Wednesday, December 9, 2015

Exhaustion

For those of you who didn't know, my poor mom has been in the hospital for over a month now. What started as a simple foot surgery back in July ended with her in the ER on November 8th with a serious infection and sepsis. We were very lucky they caught it when they did, and are very thankful to the wonderful doctors, nurses and hospital staff who worked so hard to get her into the healing process.

Needless to say, it's been a long month in our family, and for me, it has meant running back and forth to the hospital at least once per day, sometimes more. Don't get me wrong, I am more than happy to do it. She's my mom. I love her. I adore her. I want her better. But that doesn't take the fact away that between the running around, the extra work, the mental fatigue....I'm exhausted. Again, happy to do it; just sleepy most days.

So when it comes to meals these days, my "it needs to be quick and yummy" mentality is in over drive. We need them now more than ever. I want to be with her as much as I can, but I also have to make sure my family is fed. It has become quite the balancing act, let me tell you. But when I come up with delicious meals like this one, it makes it worth it!

We love cabbage. Can't get enough of the stuff. I probably incorporate it into our menu plan at least once per week, or once every other. This is a new twist on my classic Cabbage Roll Casserole. A lot of the same element, but still different enough to taste like something new.

If you're in the holiday rush, you are probably exhausted too. Or maybe you are already thinking ahead to how you are going to feed those house guests in a couple weeks. This would work perfectly for either of those scenarios.

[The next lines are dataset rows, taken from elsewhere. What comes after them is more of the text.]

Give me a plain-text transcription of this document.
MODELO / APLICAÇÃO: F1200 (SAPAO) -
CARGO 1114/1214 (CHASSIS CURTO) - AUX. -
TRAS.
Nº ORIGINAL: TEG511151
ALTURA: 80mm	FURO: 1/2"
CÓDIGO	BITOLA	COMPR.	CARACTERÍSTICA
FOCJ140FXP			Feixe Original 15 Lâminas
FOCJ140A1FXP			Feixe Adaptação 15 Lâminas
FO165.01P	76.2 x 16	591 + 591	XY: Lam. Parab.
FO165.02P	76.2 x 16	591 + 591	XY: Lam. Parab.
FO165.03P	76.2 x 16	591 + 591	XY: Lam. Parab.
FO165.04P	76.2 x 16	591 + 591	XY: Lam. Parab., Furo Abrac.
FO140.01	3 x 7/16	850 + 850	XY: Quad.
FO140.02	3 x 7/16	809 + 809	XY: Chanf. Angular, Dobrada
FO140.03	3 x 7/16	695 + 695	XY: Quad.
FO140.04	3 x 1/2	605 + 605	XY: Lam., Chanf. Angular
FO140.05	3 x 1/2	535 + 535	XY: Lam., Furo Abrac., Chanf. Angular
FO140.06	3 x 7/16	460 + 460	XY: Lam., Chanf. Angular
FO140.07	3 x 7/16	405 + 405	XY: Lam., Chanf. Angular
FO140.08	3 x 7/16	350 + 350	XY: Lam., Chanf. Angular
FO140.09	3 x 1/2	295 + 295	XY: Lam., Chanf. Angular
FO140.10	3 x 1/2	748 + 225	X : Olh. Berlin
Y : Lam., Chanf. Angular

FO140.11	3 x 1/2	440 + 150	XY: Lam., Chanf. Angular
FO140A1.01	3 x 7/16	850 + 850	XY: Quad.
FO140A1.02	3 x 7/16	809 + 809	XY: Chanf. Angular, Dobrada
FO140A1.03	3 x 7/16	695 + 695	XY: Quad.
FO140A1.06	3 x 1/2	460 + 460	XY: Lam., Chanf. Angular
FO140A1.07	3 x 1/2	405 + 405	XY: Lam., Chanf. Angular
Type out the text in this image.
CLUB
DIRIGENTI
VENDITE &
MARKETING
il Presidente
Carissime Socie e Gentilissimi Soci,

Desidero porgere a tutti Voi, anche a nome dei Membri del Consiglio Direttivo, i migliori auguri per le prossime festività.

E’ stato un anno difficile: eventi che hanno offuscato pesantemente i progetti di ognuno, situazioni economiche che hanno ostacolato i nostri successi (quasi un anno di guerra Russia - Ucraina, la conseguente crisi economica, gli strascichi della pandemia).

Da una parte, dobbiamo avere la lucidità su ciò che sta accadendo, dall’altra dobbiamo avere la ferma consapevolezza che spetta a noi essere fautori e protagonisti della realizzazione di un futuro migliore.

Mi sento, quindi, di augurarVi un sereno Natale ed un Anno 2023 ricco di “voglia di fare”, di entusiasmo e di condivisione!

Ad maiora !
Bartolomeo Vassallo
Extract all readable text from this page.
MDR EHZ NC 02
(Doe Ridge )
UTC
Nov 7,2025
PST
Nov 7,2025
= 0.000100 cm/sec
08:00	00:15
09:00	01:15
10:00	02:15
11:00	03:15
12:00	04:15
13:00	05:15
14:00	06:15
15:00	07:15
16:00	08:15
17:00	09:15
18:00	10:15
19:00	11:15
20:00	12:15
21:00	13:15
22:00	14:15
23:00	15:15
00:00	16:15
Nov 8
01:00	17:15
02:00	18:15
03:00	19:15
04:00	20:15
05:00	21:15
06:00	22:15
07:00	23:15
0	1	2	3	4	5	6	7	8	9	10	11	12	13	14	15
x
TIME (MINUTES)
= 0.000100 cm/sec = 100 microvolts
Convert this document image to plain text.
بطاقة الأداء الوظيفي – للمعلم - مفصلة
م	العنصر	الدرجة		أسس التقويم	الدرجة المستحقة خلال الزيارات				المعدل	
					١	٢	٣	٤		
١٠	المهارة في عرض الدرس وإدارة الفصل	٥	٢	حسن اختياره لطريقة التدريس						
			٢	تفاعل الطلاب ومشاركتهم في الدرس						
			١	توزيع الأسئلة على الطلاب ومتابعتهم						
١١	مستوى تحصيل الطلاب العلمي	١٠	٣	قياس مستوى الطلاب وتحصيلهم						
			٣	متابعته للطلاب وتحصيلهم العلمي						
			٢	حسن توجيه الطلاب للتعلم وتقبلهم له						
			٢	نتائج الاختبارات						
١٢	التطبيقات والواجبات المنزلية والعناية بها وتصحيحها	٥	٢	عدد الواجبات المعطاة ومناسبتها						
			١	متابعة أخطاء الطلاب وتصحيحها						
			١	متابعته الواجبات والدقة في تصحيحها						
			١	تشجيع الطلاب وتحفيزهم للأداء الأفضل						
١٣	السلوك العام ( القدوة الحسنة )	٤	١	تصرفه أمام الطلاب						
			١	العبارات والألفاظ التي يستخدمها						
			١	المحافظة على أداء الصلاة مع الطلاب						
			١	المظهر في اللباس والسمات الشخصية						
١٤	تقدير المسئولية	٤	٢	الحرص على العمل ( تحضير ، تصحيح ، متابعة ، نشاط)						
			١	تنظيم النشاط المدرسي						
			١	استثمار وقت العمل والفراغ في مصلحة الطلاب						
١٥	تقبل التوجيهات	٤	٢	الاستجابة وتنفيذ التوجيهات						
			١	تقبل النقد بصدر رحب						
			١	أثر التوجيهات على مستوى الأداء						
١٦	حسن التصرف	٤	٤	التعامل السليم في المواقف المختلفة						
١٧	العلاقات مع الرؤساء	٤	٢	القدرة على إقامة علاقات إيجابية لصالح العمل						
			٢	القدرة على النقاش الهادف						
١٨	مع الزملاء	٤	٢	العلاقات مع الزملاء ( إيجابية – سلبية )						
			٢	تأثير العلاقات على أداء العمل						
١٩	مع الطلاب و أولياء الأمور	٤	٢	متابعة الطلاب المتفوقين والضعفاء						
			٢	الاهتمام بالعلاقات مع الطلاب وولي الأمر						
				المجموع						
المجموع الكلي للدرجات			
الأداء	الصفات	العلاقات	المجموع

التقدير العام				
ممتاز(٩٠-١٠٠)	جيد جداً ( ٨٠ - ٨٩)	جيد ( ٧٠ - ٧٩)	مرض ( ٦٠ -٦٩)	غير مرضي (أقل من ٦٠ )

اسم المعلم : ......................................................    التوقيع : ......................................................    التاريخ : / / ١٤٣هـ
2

And if you have an extra minute, and an extra prayer or well wish laying around, please lift my mama up...we are keeping our fingers crossed the progress she has made continues and we will get to have her home by Christmas.

Sausage & Cabbage Bake
1 lb. mild Italian sausage*
2 c. cooked long grain white rice, NOT instant
1 medium head of cabbage, thinly sliced
1 medium yellow onion, chopped
1 (15 oz.) can tomato sauce
1 TBS brown sugar
1 TBS lemon juice
1 tsp. Worcestershire sauce
1/2 tsp. seasoned salt
Salt and Pepper to taste
Dried Parsley

Preheat oven to 350. Grease a 9 x 13 baking dish. In a large skillet brown sausage and onion until no longer pink. Drain if necessary. Add cabbage and cook until slightly wilted. Add rice and stir to combine. Season with salt and pepper. Transfer to baking dish. In a medium bowl whisk together tomato sauce, brown sugar, lemon juice, Worcestershire, seasoned salt and pepper. Pour over casserole. Spread evenly. Sprinkle with parsley. Bake uncovered for 1 hour until cabbage tender. Stir before serving. Garnish with extra parsley. *NOTE* You can add spice by using hot Italian sausage.